Communities of Practice

Communities of Practice are groups of faculty who share an interest in exploring a common topic related to teaching and learning. There is no prerequisite or expertise required to join or start a community - only a desire to learn and share experience with faculty colleagues. Meetings are informal, and are scheduled by the community's coordinator.

Some examples of community topics and activities include, but are not limited to:

  • Sharing and researching best practices in teaching online (see Faculty Teaching Online below)
  • Exploring uses of a specific technology, or set of technologies, across disciplines
  • Discussing classroom civility, diversity, or other topics related to teaching and learning in all class environments

Funding is available through the Title 3 grant for communities on topics related to high impact practices in online and adult learner education. Contact Martin Springborg with questions, or to form a Community of Practice.

Current Communities

Transparent Design in Teaching

Transparent instruction shows great promise for increasing the confidence, sense of belonging, persistence and success of first-generation, low-income and ethnically underrepresented students. In this collaborative Community of Practice we’ll meet with faculty from Minneapolis College to discuss the book Transparent Design in Higher Education Teaching and Leadership, review the findings as well as educational research behind the concept of transparent teaching/learning, and apply transparent design to teaching practice.

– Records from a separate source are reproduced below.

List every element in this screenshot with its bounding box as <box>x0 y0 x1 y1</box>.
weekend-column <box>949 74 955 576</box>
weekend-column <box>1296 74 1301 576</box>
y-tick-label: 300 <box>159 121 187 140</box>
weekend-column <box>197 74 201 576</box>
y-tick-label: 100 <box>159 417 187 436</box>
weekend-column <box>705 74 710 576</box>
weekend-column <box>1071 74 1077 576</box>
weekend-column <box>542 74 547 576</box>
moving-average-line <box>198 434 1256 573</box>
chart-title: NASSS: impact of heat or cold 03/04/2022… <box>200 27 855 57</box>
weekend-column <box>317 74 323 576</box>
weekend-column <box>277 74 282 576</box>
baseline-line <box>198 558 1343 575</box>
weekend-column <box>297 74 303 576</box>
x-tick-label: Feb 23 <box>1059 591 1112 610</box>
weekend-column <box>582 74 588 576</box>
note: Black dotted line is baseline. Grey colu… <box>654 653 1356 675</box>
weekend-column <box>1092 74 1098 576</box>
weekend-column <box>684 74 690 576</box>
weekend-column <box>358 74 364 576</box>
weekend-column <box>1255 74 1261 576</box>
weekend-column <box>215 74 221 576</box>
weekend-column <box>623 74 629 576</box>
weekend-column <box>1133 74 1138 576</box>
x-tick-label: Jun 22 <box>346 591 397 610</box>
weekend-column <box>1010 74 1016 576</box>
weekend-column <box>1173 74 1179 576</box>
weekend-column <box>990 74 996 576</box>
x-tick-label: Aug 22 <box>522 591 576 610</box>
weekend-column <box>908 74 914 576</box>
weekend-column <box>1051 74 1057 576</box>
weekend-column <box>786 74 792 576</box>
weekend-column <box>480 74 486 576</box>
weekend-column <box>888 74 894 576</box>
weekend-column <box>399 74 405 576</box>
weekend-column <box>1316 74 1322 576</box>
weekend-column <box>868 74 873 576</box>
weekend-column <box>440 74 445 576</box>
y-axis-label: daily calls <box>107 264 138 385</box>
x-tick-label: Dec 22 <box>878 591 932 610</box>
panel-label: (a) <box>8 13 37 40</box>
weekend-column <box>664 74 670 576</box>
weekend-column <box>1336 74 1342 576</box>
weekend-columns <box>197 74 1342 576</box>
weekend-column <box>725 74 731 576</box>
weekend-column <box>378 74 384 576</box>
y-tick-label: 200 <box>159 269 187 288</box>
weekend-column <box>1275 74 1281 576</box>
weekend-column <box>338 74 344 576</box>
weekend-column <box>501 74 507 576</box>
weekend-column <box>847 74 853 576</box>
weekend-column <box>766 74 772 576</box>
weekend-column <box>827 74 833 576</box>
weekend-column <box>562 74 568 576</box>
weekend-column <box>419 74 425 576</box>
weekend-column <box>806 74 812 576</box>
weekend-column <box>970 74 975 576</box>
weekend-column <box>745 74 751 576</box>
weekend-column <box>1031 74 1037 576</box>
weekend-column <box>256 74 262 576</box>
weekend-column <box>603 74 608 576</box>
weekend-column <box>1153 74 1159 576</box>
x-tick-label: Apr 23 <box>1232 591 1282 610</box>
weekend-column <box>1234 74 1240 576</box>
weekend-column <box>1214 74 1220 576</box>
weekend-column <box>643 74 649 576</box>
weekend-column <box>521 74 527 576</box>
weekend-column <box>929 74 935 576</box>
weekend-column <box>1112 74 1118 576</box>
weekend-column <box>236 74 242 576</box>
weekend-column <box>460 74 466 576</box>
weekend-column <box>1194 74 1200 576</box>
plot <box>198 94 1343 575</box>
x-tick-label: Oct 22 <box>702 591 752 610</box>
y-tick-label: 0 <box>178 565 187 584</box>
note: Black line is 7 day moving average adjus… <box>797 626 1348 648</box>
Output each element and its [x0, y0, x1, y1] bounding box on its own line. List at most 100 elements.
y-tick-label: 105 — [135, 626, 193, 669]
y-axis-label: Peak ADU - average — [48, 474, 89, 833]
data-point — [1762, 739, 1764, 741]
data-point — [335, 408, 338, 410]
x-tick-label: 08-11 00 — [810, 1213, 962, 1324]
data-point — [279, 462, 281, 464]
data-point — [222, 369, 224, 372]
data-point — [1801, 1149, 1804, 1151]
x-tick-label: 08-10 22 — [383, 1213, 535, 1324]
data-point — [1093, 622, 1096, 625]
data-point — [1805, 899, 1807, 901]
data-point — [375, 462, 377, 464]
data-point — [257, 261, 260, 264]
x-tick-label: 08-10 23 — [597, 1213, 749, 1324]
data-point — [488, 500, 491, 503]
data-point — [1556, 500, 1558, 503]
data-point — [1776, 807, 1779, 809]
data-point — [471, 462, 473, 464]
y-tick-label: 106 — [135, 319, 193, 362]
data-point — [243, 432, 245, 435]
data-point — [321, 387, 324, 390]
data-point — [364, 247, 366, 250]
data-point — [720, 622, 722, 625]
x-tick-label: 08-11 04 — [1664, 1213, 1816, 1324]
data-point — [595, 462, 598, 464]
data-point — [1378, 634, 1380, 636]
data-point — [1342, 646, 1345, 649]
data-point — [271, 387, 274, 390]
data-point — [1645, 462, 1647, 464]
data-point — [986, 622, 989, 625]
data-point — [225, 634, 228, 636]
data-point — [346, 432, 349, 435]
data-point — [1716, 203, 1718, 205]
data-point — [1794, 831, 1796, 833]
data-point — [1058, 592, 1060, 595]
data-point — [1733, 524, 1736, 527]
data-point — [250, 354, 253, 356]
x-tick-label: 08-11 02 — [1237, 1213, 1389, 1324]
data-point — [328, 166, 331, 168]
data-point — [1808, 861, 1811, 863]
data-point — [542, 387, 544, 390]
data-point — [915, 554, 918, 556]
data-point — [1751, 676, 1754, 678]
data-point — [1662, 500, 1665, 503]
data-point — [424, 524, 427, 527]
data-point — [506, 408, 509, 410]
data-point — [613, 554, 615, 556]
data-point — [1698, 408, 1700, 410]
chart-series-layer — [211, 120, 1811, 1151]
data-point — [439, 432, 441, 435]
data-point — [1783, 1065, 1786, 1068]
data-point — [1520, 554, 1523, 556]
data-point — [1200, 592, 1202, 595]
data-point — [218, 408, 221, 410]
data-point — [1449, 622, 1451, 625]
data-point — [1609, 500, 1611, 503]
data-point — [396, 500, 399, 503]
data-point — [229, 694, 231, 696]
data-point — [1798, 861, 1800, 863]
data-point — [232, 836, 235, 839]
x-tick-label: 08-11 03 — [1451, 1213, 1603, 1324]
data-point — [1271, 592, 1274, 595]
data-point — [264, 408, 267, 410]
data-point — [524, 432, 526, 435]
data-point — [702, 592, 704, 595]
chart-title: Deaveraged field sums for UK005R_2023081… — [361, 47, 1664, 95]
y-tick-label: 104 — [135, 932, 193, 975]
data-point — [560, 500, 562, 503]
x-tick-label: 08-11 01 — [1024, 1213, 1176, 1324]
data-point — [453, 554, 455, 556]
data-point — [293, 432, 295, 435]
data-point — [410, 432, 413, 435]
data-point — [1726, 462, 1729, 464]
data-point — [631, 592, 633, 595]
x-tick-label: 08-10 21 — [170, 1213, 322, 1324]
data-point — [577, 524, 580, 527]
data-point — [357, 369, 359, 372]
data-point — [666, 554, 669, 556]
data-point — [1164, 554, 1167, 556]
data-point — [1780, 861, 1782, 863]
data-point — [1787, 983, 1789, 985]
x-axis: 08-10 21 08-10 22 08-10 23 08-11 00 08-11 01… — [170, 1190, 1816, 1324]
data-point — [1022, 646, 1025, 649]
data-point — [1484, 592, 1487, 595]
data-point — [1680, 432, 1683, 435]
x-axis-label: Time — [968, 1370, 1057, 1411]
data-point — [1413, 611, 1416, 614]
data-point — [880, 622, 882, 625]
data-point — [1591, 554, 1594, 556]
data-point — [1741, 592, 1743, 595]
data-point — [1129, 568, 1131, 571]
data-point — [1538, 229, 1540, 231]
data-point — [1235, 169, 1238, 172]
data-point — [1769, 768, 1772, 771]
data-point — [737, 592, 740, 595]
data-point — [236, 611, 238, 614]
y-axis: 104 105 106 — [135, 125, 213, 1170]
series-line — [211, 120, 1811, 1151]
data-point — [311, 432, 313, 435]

Transparent Design in Higher Education Teaching and Leadership

Faculty participants in this Community of Practice (limited to 10) will receive a copy of Transparent Design in Higher Education Teaching and Leadership.

Faculty Teaching Online

Faculty Teaching Online is an informal group that meets usually once a month to share best practices. Together, we teach and learn d2l skills, workarounds, and new technologies.

Contact coordinator Ellen Lansky, English faculty, for more information about this community.

Learning Community Faculty

Faculty who teach in the Learning Community program meet several times over the course of the semester to discuss such topics as integrative design and assessment, experiential learning, and writing-across-the-curriculum. In April, all LCOM faculty attend a retreat to study and apply best practices in integrative learning.

Contact coordinator Lisa DuRose, English faculty, for more information about this community.

Community-Based Learning Community of Practice

Faculty who currently use or are interested in adopting community-based learning (CBL) in their course(s) are invited to meet monthly during the academic year to share curriculum and assessment ideas, community connections, and best practices.